[still talking to myself..?]

all confluence problems in the FD-CHR paper, as far as they were not due to instances inconsistent with the FDs, seem to be due to conflicts between improvement and inference rules. we restore confluence by splitting these two constraint roles, letting inference and improvements work on constraints in separate roles, thus removing the conflicts.

I should have mentioned that the improved confluence obtained by
separating the dimensions of FD-based improvement and instance
inference buys us a lot more than just permitting more valid programs
(compared to the original, incomplete CHR):

- separating the two dimensions of inference and improvement leads
   to better confluence (implementations are no longer forced to
   iterate improvement before continuing inference; fewer conservative
   restrictions are needed in the static semantics of TC; more valid
   code can be accepted)

- better confluence guarantees that all improvement rules that apply will be run eventually, which means that the new CHR is self-checking wrt FD consistency! [if consistency is violated, there are at least two instances with different FD range types for the same FD domain types; that means there will be two instance improvement rules with the same lhs, but different equations on their rhs; if any constraint arises that would run into the FD inconsistency by using one of those improvement rules, the other will cause the derivation to fail]

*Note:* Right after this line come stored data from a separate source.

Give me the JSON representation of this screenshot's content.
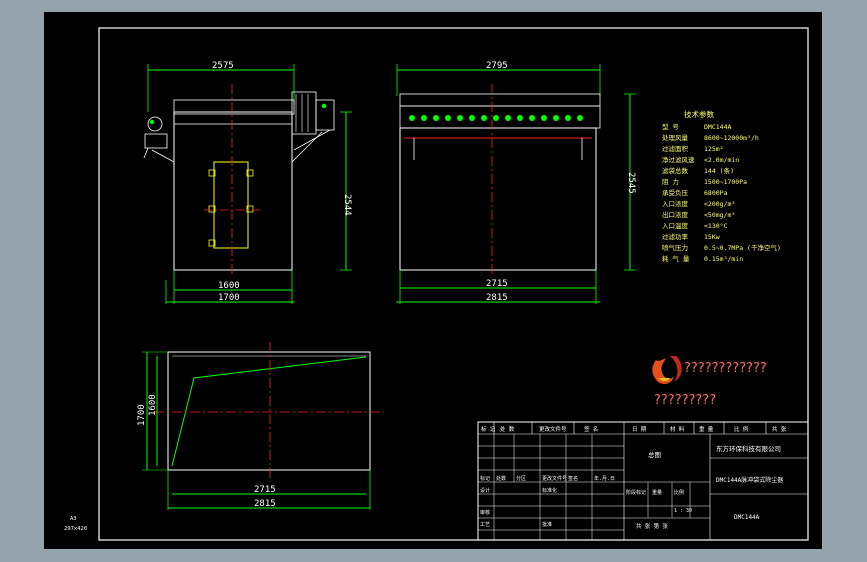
{
  "dimensions": {
    "front_top": "2575",
    "front_height": "2544",
    "front_bottom_inner": "1600",
    "front_bottom_outer": "1700",
    "side_top": "2795",
    "side_height": "2545",
    "side_bottom_inner": "2715",
    "side_bottom_outer": "2815",
    "plan_height_outer": "1700",
    "plan_height_inner": "1600",
    "plan_bottom_inner": "2715",
    "plan_bottom_outer": "2815"
  },
  "specs": {
    "title": "技术参数",
    "rows": [
      {
        "label": "型 号",
        "value": "DMC144A"
      },
      {
        "label": "处理风量",
        "value": "8600~12000m³/h"
      },
      {
        "label": "过滤面积",
        "value": "125m²"
      },
      {
        "label": "净过滤风速",
        "value": "<2.0m/min"
      },
      {
        "label": "滤袋总数",
        "value": "144 (条)"
      },
      {
        "label": "阻 力",
        "value": "1500~1700Pa"
      },
      {
        "label": "承受负压",
        "value": "6800Pa"
      },
      {
        "label": "入口浓度",
        "value": "<200g/m³"
      },
      {
        "label": "出口浓度",
        "value": "<50mg/m³"
      },
      {
        "label": "入口温度",
        "value": "<130°C"
      },
      {
        "label": "过滤功率",
        "value": "15Kw"
      },
      {
        "label": "喷气压力",
        "value": "0.5~0.7MPa (干净空气)"
      },
      {
        "label": "耗 气 量",
        "value": "0.15m³/min"
      }
    ]
  },
  "watermark": {
    "line1": "????????????",
    "line2": "?????????"
  },
  "title_block": {
    "header_cells": [
      "标 记",
      "处 数",
      "更改文件号",
      "签 名",
      "日 期",
      "材 料",
      "重 量",
      "比 例",
      "共 张",
      "第 张"
    ],
    "drawing_name": "总图",
    "company": "东方环保科技有限公司",
    "product": "DMC144A脉冲袋式除尘器",
    "model": "DMC144A",
    "row_labels": [
      "标记",
      "处数",
      "分区",
      "更改文件号",
      "签名",
      "年.月.日"
    ],
    "role_labels": [
      "设计",
      "标准化",
      "审核",
      "工艺",
      "批准"
    ],
    "stage_label": "阶段标记",
    "weight_label": "重量",
    "scale_label": "比例",
    "scale_value": "1 : 30",
    "sheet_label": "共 张 第 张"
  },
  "corner_note": {
    "line1": "A3",
    "line2": "297x420"
  }
}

we can see this in action by looking at the relevant example of the
FD-CHR paper (last revised Feb2006), section 5.1 Confluence,
example 5:

   class Mul a b c | a b -> c
   instance Mul Int Float Float
   instance Mul Int Float Int

the old CHR for this example (which violates FD consistency) is not confluent, allowing derivation of both c=Float and c=Int for
the constraint Mul Int Float c. the revised paper still claims that
consistency is "inuitively necessary" to guarantee confluence (it
also still claims that it isn't sufficient, referring to the example we
dealt with in the previous email).

but if we apply the new Tc2CHR translation, we obtain a
confluent CHR for the same example (there doesn't appear
to be a way to switch off the consistency check in GHC, so
I had to translate the two instances separately..):

   mul(A,B,C) <=> infer_mul(A,B,C), memo_mul(A,B,C).

   /* functional dependencies */
   memo_mul(A,B,C1), memo_mul(A,B,C2) ==> C1=C2.

   /* instance inference: */
   infer_mul(int,float,float) <=> true.
   infer_mul(int,float,int) <=> true.

   /* instance improvements: */
   memo_mul(int,float,C) ==> C=float.
   memo_mul(int,float,C) ==> C=int.

now, if we consider the problematic constraint again, and its two
initially diverging derivations, we see that the derivations can be
rejoined, exposing the inconsistency:

       mul(int,float,C)
<=> infer_mul(int,float,C), memo_mul(int,float,C)
[
==> infer_mul(int,float,C), memo_mul(int,float,C), C=float
<=> true, memo_mul(int,float,float), C=float
==> memo_mul(int,float,float), C=float, float=int
|
==> infer_mul(int,float,C), memo_mul(int,float,C), C=int
<=> true, memo_mul(int,float,int), C=int
==> memo_mul(int,float,int), C=int, int=float
] <=> fail this dynamic safety does not mean that we should drop the consistency check in the static semantics completely! but whereas the old CHR translation _depends_ on the consistency check for safety, and is therefore stuck with it, the new translation gives us some manouvering space when we try to relax that check to account for the combination of overlap resolution and FDs.